Luchthaven Barajas: de trots van Madrid
Het ongeluk waarbij woensdag vlucht JK 5022 van de maatschappij Spanair crashte, vond plaats op de hypermoderne luchthaven Barajas.
Barajas, dat 12 kilometer ten noordoosten van Madrid ligt, is momenteel in grootte de dertiende luchthaven ter wereld en de vierde van Europa.Tijdens het drama waren de weersomstandigheden op de luchthaven normaal. Ook zijn er geen bijzondere gegevens bekend over de conditie van start- en landingsbanen.
In 2007 verwerkte het vliegveld 52,1 miljoen passagiers. Door de bouw van een vierde terminal in 2005 kan de capaciteit van het vliegveld doorgroeien tot 70 miljoen passagiers per jaar.

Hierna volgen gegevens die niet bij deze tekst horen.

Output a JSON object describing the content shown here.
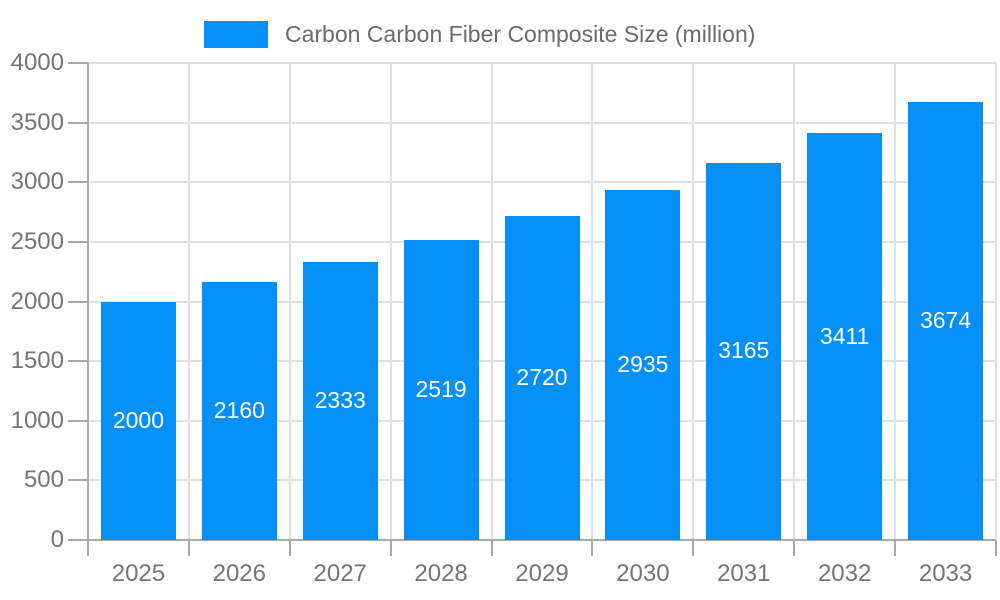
{
  "legend": {
    "label": "Carbon Carbon Fiber Composite Size (million)"
  },
  "chart_data": {
    "type": "bar",
    "title": "Carbon Carbon Fiber Composite Size (million)",
    "categories": [
      "2025",
      "2026",
      "2027",
      "2028",
      "2029",
      "2030",
      "2031",
      "2032",
      "2033"
    ],
    "values": [
      2000,
      2160,
      2333,
      2519,
      2720,
      2935,
      3165,
      3411,
      3674
    ],
    "xlabel": "",
    "ylabel": "",
    "ylim": [
      0,
      4000
    ],
    "yticks": [
      0,
      500,
      1000,
      1500,
      2000,
      2500,
      3000,
      3500,
      4000
    ],
    "grid": true,
    "legend_position": "top",
    "value_labels": "inside-center",
    "colors": {
      "bar": "#0590f8",
      "grid": "#e0e0e0",
      "axis": "#a9a9a9",
      "tick_label": "#757575",
      "legend_text": "#6b6b6b",
      "value_label": "#ffffff",
      "background": "#ffffff"
    }
  }
}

Barajas is Europees koploper in vluchten naar Latijns-Amerika. De mainport, genoemd naar een voorstad van Madrid, werd gebouwd in 1928.

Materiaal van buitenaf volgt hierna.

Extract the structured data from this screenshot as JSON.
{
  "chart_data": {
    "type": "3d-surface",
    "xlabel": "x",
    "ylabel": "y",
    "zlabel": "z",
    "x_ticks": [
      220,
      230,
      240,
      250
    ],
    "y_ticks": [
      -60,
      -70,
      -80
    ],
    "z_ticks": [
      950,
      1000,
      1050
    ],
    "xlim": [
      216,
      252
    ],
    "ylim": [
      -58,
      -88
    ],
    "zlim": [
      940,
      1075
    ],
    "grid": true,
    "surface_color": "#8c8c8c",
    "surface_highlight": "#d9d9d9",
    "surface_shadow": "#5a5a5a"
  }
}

De grootste Spaanse luchthaven werd in 2006 uitgebreid met twee start- en landingsbanen, zodat Barajas nu beschikt over vier banen. Het bewuste toestel vertrok woensdagmiddag vanaf baan 2 en stortte daarnaast neer.
Twee jaar geleden ontving de Madrileense luchthaven de prestigieuze Royal Institute of British Architects Prize. Deze prijs dankte het vliegveld aan de geavanceerde architectuur van de in dat jaar voltooide vierde terminal.
Op de luchthaven deden zich eerder ongevallen voor, in november en december 1983. Daarbij kwamen in totaal 266 mensen om het leven.
In december 2006 werd Barajas getroffen door een aanslag van de Baskische afscheidingsbeweging ETA, waarbij twee doden vielen.